Some films arrive with noise, others with silence. Sohla – Celebration Under the Grey Sky arrives as a quiet undertow and slowly, it stays. The debut marathi feature by filmmaker Saaikat Bagbaan, produced by Carryon Fiilms has been officially selected for the Marathi Cinema Today section at the 24th Pune International Film Festival (15–22 January 2026) and the India Focus section at the Ajanta–Ellora International Film Festival also competing at the Marathi contemporary segment at 22nd Third eye Asian international film festival. At it’s heart, Sohla is not just a film about a ritual.
It is about a boy who is forced to grow up before he is ready. Set in a small rural village where every life follows the rhythm of fields and festivals, the film follows Pashya, a young boy eagerly awaiting his Sohla, the coming-of-age ceremony meant to mark pride, masculinity, and celebration. But fate intervenes. A personal tragedy shatters the fragile excitement of the ritual, and what was meant to be a day of joy becomes a turning point of loss, responsibility, and inherited silence.

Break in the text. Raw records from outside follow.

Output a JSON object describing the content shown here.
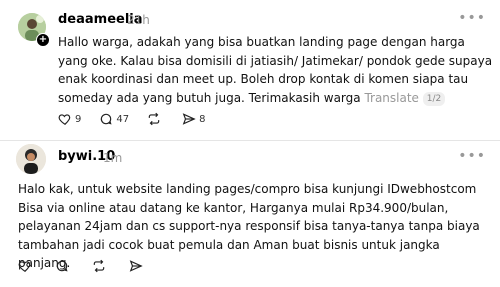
{
  "posts": [
    {
      "username": "deaameelia",
      "time": "21h",
      "text": "Hallo warga, adakah yang bisa buatkan landing page dengan harga yang oke. Kalau bisa domisili di jatiasih/ Jatimekar/ pondok gede supaya enak koordinasi dan meet up. Boleh drop kontak di komen siapa tau someday ada yang butuh juga. Terimakasih warga",
      "translate": "Translate",
      "page_indicator": "1/2",
      "likes": "9",
      "comments": "47",
      "reposts": "",
      "shares": "8"
    },
    {
      "username": "bywi.10",
      "time": "1m",
      "text": "Halo kak, untuk website landing pages/compro bisa kunjungi IDwebhostcom Bisa via online atau datang ke kantor, Harganya mulai Rp34.900/bulan, pelayanan 24jam dan cs support-nya responsif bisa tanya-tanya tanpa biaya tambahan jadi cocok buat pemula dan Aman buat bisnis untuk jangka panjang."
    }
  ],
  "icons": {
    "like": "heart-icon",
    "comment": "comment-icon",
    "repost": "repost-icon",
    "share": "share-icon",
    "more": "more-icon",
    "follow": "plus-icon"
  }
}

Through Pashya’s eyes, Sohla observes something deeply universal: the moment when childhood ends without permission. Bagbaan’s direction is marked by sensitivity and patience. He does not rush grief. He allows it to sit in rooms, linger in glances, and echo in everyday routines. The film speaks through details: a look held too long, a meal eaten in silence, a ritual performed with a heavier heart. In doing so, Sohla becomes less about ceremony and more about the emotional cost of tradition, poverty, and expectation.

What makes the film resonate is its refusal to dramatise pain.For Marathi cinema, Sohla represents a continuing shift towards stories rooted in lived experience rather than spectacle. Its selection in major Indian festivals is not merely an accolade for a first-time feature, but an acknowledgment of a voice that trusts stillness, observation, and emotional truth.
As Sohla prepares to meet audiences in festival halls, it carries with it the weight of many unsaid emotions and the warmth of collective effort. Under a grey sky, it reminds us that resilience is often inherited, not announced and that some celebrations are not loud, but deeply human. Further screenings are expected as the film continues its festival journey.